Kinnaird was reluctant to engage in military affairs, but there was nothing for it.
Kinnaird’s chief preoccupation that session was his own campaign for the investigation of naval administrative abuses. On 5 Feb. 1805 he moved for information on the repair of ships under his command by Sir Home Riggs Popham, which led to complaints against the navy board and against Sir Andrew Snape Hamond in particular, 25 Apr. Kinnaird turned on Hamond, 7 May, but next day Pitt insisted on a ballot for the select committee of inquiry moved for by Kinnaird and carried his point. In revenge Kinnaird supported the attack of John Jeffery on St. Vincent’s naval administration, 1, 11 July, but was unable to prevent a navy board cover up, 12 July. Before he could resume his activities, to his dismay he succeeded his father in the peerage. In 1806, when he sponsored the return of Francis Horner to Parliament, he asked his friends in office to make him a British peer, but had to be satisfied with a brief interlude as a Scots representative peer. Thereafter he was reduced to ‘whispering, gesticulating and prophecizing’.
Inevitably, with his penchant for radicalism, he got into scrapes.
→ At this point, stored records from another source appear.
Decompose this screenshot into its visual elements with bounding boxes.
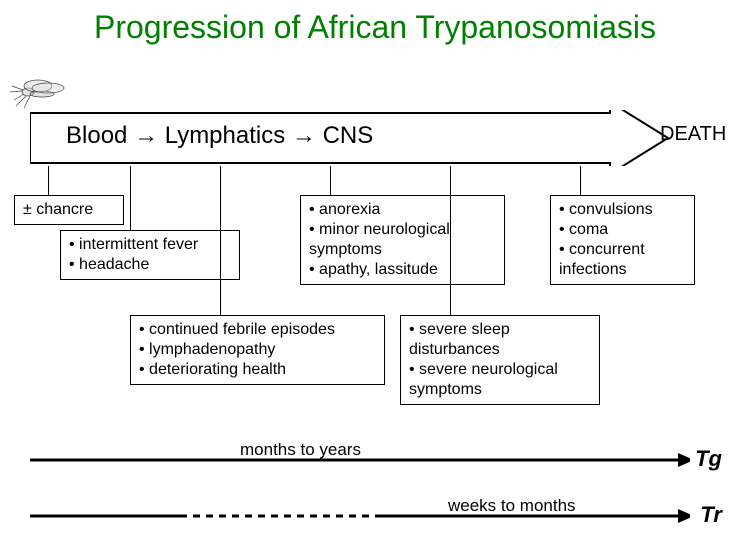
symptom-item: ± chancre xyxy=(23,200,115,220)
symptom-item: • deteriorating health xyxy=(139,360,376,380)
timeline-species-tg: Tg xyxy=(695,446,722,472)
symptom-item: • headache xyxy=(69,255,231,275)
progression-stages: Blood → Lymphatics → CNS xyxy=(66,122,373,150)
symptom-box-b6: • convulsions• coma• concurrent infectio… xyxy=(550,195,695,285)
arrow-glyph: → xyxy=(134,122,158,149)
symptom-item: • intermittent fever xyxy=(69,235,231,255)
symptom-box-b1: ± chancre xyxy=(14,195,124,225)
symptom-item: • coma xyxy=(559,220,686,240)
timeline-species-tr: Tr xyxy=(700,502,722,528)
connector-b3 xyxy=(220,166,221,315)
stage-blood: Blood xyxy=(66,122,127,149)
symptom-box-b5: • severe sleep disturbances• severe neur… xyxy=(400,315,600,405)
symptom-item: • apathy, lassitude xyxy=(309,260,496,280)
connector-b2 xyxy=(130,166,131,230)
connector-b1 xyxy=(48,166,49,195)
progression-arrow: Blood → Lymphatics → CNS xyxy=(30,110,720,166)
symptom-box-b4: • anorexia• minor neurological symptoms•… xyxy=(300,195,505,285)
timeline-label-tg: months to years xyxy=(240,440,361,460)
timeline-label-tr: weeks to months xyxy=(448,496,576,516)
symptom-item: • convulsions xyxy=(559,200,686,220)
symptom-item: • concurrent infections xyxy=(559,240,686,280)
timeline-tg: months to years Tg xyxy=(30,442,720,472)
tsetse-fly-icon xyxy=(6,70,70,110)
timeline-tr: weeks to months Tr xyxy=(30,498,720,528)
death-label: DEATH xyxy=(660,123,726,146)
connector-b6 xyxy=(580,166,581,195)
symptom-box-b2: • intermittent fever• headache xyxy=(60,230,240,280)
connector-b4 xyxy=(330,166,331,195)
arrow-glyph: → xyxy=(292,122,316,149)
connector-b5 xyxy=(450,166,451,315)
symptom-item: • severe sleep disturbances xyxy=(409,320,591,360)
stage-cns: CNS xyxy=(323,122,374,149)
stage-lymphatics: Lymphatics xyxy=(165,122,286,149)
symptom-item: • anorexia xyxy=(309,200,496,220)
diagram-title: Progression of African Trypanosomiasis xyxy=(0,0,750,46)
symptom-item: • minor neurological symptoms xyxy=(309,220,496,260)
symptom-box-b3: • continued febrile episodes• lymphadeno… xyxy=(130,315,385,385)
symptom-item: • severe neurological symptoms xyxy=(409,360,591,400)
symptom-item: • continued febrile episodes xyxy=(139,320,376,340)
symptom-item: • lymphadenopathy xyxy=(139,340,376,360)
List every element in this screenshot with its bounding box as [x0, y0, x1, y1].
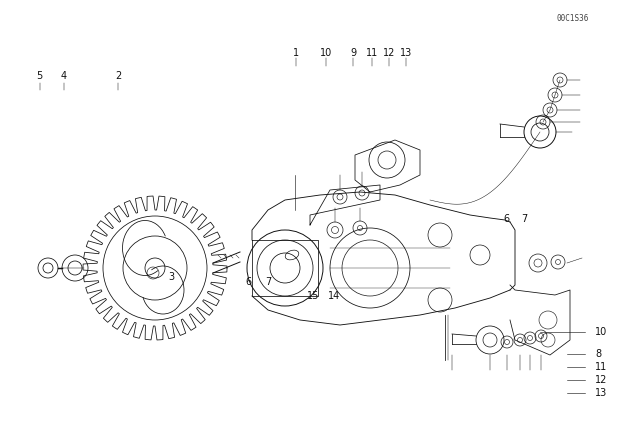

He was exiled from Paris after the restoration ‘for saying the Bourbons were old women’ and expelled from Belgium and arrested in Paris in 1817 after revealing a plot to assassinate the Duke of Wellington, but refusing to disclose his source. Wellington intervened to prevent his imprisonment. His ‘ill health forbade exertion’. Not long before his death he was ‘just as lively, clever, eager, agreeable and passionate’ as ever, but, reflected a friend, ‘such talents and activity’ were rendered useless by his ‘disqualification’ and ‘give him more pain than pleasure’.